Service returning 503s
Incident Report for Axiom
Postmortem

Incident overview: A deployment of several database services inadvertently caused an overload of the supporting relational database, leading to a system-wide outage. Restoration of the service took around 60 minutes because of continuous thrashing in the database system. After service was restored, a small percentage of requests kept timing out due to an issue with our caching layer.

Investigation and Mitigation Efforts: The team identified and rolled back the code changes preceding the overload, upgraded our database infrastructure as well as caching service to handle higher loads more efficiently, and implemented changes to reduce the impact on the caching service.

Resolution and Follow-up: The deployment was rolled back, database and caching infrastructure was upgraded, and changes were made to reduce the load on the caching layer, fully restoring operational status.

Timeline

All times are in UTC starting on February 05, 2024.

14:55 - Start of rollout of new code

Our team deploys changes to core database service with the latest code.

15:01 - Deployment Finished

All services finish upgrading. We start seeing increased latencies processing requests.

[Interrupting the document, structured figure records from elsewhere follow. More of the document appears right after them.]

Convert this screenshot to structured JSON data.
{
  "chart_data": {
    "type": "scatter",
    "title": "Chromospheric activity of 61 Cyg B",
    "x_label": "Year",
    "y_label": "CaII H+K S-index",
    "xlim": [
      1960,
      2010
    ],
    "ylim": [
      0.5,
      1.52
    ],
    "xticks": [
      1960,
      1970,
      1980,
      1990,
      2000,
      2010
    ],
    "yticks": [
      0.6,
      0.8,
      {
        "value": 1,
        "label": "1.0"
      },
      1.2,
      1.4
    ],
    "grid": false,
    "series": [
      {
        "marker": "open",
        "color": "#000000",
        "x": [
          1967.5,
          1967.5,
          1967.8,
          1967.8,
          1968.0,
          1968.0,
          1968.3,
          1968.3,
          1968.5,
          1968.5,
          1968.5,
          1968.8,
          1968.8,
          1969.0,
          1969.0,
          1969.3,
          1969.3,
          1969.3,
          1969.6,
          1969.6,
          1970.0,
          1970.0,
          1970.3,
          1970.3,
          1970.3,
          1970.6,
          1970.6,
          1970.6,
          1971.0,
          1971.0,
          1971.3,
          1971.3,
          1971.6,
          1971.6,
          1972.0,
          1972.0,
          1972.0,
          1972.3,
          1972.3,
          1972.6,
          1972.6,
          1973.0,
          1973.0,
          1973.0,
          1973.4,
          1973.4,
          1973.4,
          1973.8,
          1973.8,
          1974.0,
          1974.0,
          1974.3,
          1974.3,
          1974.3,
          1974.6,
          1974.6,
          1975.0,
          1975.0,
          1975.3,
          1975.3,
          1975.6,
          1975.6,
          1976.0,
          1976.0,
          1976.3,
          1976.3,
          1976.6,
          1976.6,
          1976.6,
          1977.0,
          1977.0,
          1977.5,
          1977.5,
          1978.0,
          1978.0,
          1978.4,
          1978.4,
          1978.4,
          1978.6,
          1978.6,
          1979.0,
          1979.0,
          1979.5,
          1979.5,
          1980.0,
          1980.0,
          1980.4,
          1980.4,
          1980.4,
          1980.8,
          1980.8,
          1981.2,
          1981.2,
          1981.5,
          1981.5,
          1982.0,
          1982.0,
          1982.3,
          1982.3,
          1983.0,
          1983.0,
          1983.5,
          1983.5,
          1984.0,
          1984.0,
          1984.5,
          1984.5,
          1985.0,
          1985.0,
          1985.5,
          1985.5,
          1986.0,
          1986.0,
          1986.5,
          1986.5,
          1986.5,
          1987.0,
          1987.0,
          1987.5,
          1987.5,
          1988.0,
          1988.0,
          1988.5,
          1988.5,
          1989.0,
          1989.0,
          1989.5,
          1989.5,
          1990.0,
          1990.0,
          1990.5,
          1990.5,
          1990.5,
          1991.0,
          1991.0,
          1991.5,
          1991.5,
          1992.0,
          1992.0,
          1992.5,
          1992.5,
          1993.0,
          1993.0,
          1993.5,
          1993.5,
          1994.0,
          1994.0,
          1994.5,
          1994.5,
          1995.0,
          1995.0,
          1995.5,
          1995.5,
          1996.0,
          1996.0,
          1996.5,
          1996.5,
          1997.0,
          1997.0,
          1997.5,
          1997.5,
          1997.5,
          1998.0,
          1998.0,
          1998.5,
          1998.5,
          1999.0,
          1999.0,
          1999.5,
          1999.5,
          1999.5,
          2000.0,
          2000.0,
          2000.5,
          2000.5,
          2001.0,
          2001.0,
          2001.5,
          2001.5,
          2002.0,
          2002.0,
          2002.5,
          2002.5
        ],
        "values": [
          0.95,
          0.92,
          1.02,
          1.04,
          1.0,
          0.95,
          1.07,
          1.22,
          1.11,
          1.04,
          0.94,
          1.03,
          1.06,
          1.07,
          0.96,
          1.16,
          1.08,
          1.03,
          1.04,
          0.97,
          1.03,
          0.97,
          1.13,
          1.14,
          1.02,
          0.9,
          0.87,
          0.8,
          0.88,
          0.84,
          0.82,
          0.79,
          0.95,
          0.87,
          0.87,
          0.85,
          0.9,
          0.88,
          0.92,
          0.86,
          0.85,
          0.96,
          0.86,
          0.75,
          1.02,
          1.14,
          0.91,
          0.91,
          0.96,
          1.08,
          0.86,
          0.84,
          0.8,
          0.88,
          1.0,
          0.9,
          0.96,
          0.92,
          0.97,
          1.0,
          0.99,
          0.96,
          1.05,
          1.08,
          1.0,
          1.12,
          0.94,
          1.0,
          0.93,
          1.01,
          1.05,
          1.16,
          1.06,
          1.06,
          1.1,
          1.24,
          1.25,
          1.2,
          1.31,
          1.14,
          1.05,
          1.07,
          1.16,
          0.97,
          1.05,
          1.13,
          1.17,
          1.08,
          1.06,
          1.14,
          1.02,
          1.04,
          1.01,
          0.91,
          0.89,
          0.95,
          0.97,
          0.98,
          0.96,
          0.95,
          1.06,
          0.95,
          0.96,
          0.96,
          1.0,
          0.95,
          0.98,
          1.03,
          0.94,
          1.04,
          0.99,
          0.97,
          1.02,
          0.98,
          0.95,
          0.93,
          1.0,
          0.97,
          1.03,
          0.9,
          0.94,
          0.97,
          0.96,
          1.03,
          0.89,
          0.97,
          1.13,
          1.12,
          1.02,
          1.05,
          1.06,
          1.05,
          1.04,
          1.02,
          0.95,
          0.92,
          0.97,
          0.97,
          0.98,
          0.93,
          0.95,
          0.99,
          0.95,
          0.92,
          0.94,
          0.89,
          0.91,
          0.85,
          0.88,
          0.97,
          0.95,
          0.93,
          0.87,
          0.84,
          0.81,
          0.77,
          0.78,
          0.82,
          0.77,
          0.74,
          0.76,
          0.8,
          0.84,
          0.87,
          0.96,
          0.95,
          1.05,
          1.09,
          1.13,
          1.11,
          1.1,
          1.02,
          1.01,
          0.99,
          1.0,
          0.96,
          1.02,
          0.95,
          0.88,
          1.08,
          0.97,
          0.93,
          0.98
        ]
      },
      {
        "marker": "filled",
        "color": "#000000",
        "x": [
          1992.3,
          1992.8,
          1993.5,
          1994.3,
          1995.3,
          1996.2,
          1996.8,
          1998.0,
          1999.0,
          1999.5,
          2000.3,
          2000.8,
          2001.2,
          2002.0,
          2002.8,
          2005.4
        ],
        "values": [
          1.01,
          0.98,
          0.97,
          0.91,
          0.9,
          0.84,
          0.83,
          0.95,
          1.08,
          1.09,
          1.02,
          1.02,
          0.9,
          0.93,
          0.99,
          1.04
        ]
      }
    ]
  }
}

15:02 - Huge Drop in Available Memory in Relational Database Service Detected

Our monitoring systems observe a significant drop in available memory of our relational database service, as well as increase in swap use following the deployment, which is acknowledged and escalated for incident investigation.

15:08 - Rollback of New Code is Initiated

The new code is rolled back. Due to the incident, replacement of services takes longer, resulting in a slower rollback.

15:25 - Relational Database Service is Restarted

In response to the issues, the relational database service is restarted. Right after the restart, we still see a drop in available memory, extensive swap usage and thrashing.

15:27 - Rollback Completed

All services are running the previously deployed version, yet the issue persists.

15:38 - Relational Database Service Restarts Again

The relational database service automatically restarts due to failing health checks.

15:50 - Database Instance Upgraded

Our team upgrades the relational database service to better handle the load and mitigate memory and swap issues.

15:56 - Service Metrics Start to Return to Normal

Following the RDS upgrade, memory usage remains at acceptable limits, the database is fully back online and we see gradual decrease in number of failed requests.

15:59 - We Start Seeing Issues with Our Caching Layer

Our caching layer is overloaded and is slowing down caching operations, this causes failures for about 1% of incoming requests as our proxies use increasing amount of memory leading to a crash after several minutes.

16:08 - Caching Service Continues Performing Sub-optimally

We continue seeing issues with our caching service and start investigation into this 2nd order problem.

16:43 - We Scale Up Our Caching Service

We scale up our caching layer, which doesn’t significantly improve caching performance.

16:54 - Problem with a spinning distributed lock is identified

We identify a few code paths which might be causing a number of distributed locks to be continuously acquired and released following cache invalidations post the initial part of the incident. We begin work to mitigate these.

17:35 - 18:39 - We Deploy Multiple Mitigations

We deploy multiple code changes to reduce the load on our caching service. This fully restores the service.

Impact

The incident resulted in a complete service outage, affecting all customers’ ability to ingest and query data for one hour, and reduced reliability for next ~90 minutes.

Next steps

In response to this incident, we are taking several actions to prevent similar issues in the future:

  1. Thorough Investigation: We’ve conducted an in-depth analysis to understand the cause of the database service overload and identified improvements in our deployment processes and infrastructure configuration.
  2. Infrastructure and Architecture Improvements: We are upgrading our database infrastructure based on learnings and separating shared resources to prevent cascading failures.
  3. Deployment Process Review: We are evaluating our deployment process to identify how we can rollout changes more safely and effectively, including better handling of large batches of changes and improving health checks.
  4. Enhanced Monitoring and Alerts: We are implementing more sophisticated monitoring and alerting mechanisms to detect potential issues more rapidly and to prevent service degradation.
  5. Community and Customer Communication: We are committed to transparent communication with our community and customers regarding both the incident and our steps to improve.

We take this incident seriously and are committed to learning from it to improve our systems and processes. We thank customers for their patience and understanding and invite anyone with concerns or questions to reach out to our team directly at support@axiom.co.

Axiom Team

Posted Feb 13, 2024 - 19:48 UTC

Resolved
This incident has been resolved. We will follow-up with a complete post-mortem within the coming week as we learn more.
Posted Feb 05, 2024 - 19:37 UTC
Monitoring
A fix has been implemented and we are monitoring the results.
Posted Feb 05, 2024 - 18:39 UTC
Update
We continue to investigate this issue, but we see service levels return to normal.
Posted Feb 05, 2024 - 16:08 UTC
Update
We are continuing to investigate this issue. So far our mitigations have not been successful.
Posted Feb 05, 2024 - 15:40 UTC
Investigating
We are currently investigating this issue.
Posted Feb 05, 2024 - 15:02 UTC
This incident affected: API and Ingest.